Tentative d’assassinat contre le président Goïta au Mali : le Burkina réagit
Depuis les attaques meurtrières du 25 avril à Bamako, une tension palpable persiste dans les rues. L’armée malienne a révélé les détails d’une opération d’assassinat ciblée contre les dirigeants du pays, impliquant notamment le président de transition Assimi Goïta. Selon les Forces armées, plusieurs engins explosifs improvisés, dont des véhicules suicide, auraient été déployés lors de cette tentative.

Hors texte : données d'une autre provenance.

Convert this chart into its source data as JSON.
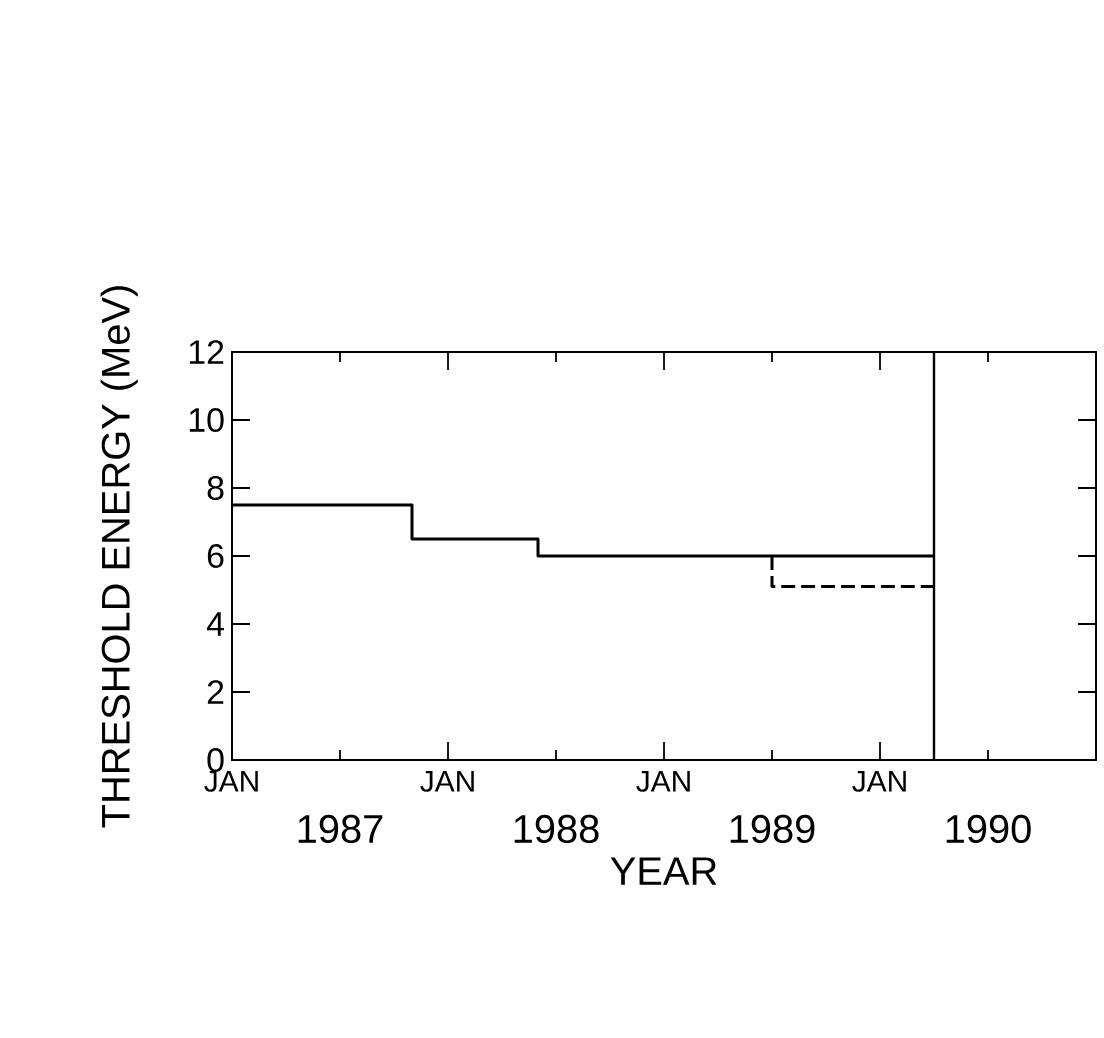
{
  "chart_data": {
    "type": "step",
    "ylabel": "THRESHOLD ENERGY (MeV)",
    "xlabel": "YEAR",
    "xlim": [
      "1987-01",
      "1991-01"
    ],
    "ylim": [
      0,
      12
    ],
    "yticks": [
      0,
      2,
      4,
      6,
      8,
      10,
      12
    ],
    "xticks": [
      {
        "value": "1987-01",
        "label": "JAN"
      },
      {
        "value": "1988-01",
        "label": "JAN"
      },
      {
        "value": "1989-01",
        "label": "JAN"
      },
      {
        "value": "1990-01",
        "label": "JAN"
      }
    ],
    "x2lim": [
      "1987-01",
      "1991-01"
    ],
    "x2ticks": [
      {
        "value": "1987-07",
        "label": "1987"
      },
      {
        "value": "1988-07",
        "label": "1988"
      },
      {
        "value": "1989-07",
        "label": "1989"
      },
      {
        "value": "1990-07",
        "label": "1990"
      }
    ],
    "series": [
      {
        "color": "#000000",
        "line_style": "solid",
        "x": [
          "1987-01",
          "1987-11",
          "1988-06",
          "1990-04"
        ],
        "values": [
          7.5,
          6.5,
          6.0,
          6.0
        ]
      },
      {
        "color": "#000000",
        "line_style": "dashed",
        "x": [
          "1989-07",
          "1989-07",
          "1990-04"
        ],
        "values": [
          6.0,
          5.1,
          5.1
        ]
      }
    ],
    "ref_lines": [
      {
        "axis": "x",
        "value": "1990-04",
        "color": "#000000"
      }
    ],
    "grid": false
  }
}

Le commandant Djibrila Maïga, sous-directeur des relations publiques des armées, a précisé lors d’une conférence de presse que l’un des véhicules visait directement la résidence présidentielle. Il a qualifié ces actes de plan machiavélique visant à fragiliser les institutions maliennes. Cette entreprise criminelle avait pour objectif d’attenter à la vie de nos plus hautes autorités, a-t-il déclaré.
Le Burkina Faso suspend TV5monde pour complicité présumée
Face à la couverture médiatique de cette actualité, les autorités burkinabè ont décidé de suspendre la diffusion de TV5monde. Le Conseil supérieur de la communication du Burkina Faso accuse la chaîne de propagation de messages terroristes et de déstabilisation des institutions maliennes. Cette décision s’inscrit dans une série de restrictions imposées à des médias internationaux depuis l’arrivée au pouvoir du capitaine Ibrahim Traoré.
Réactions contrastées au Burkina Faso
À Ouagadougou, les avis divergent sur cette suspension. Certains citoyens, comme Flore Guigma, soutiennent fermement cette mesure : Il est inacceptable de laisser des chaînes diffuser des contenus encourageant le terrorisme. D’autres, à l’instar de Serge Théophile Bancé, critiquent une approche médiatique biaisée : Ces chaînes traitent le Sahel avec une condescendance inacceptable.
L’organisation Reporters sans frontières s’est élevée contre cette décision, la qualifiant de mesure arbitraire qui réduit davantage l’espace médiatique au Burkina Faso. Depuis plusieurs mois, plusieurs médias internationaux, dont Le Monde, LCI, France 24, RFI, BBC News et Voice of America, ont été interdits dans le pays.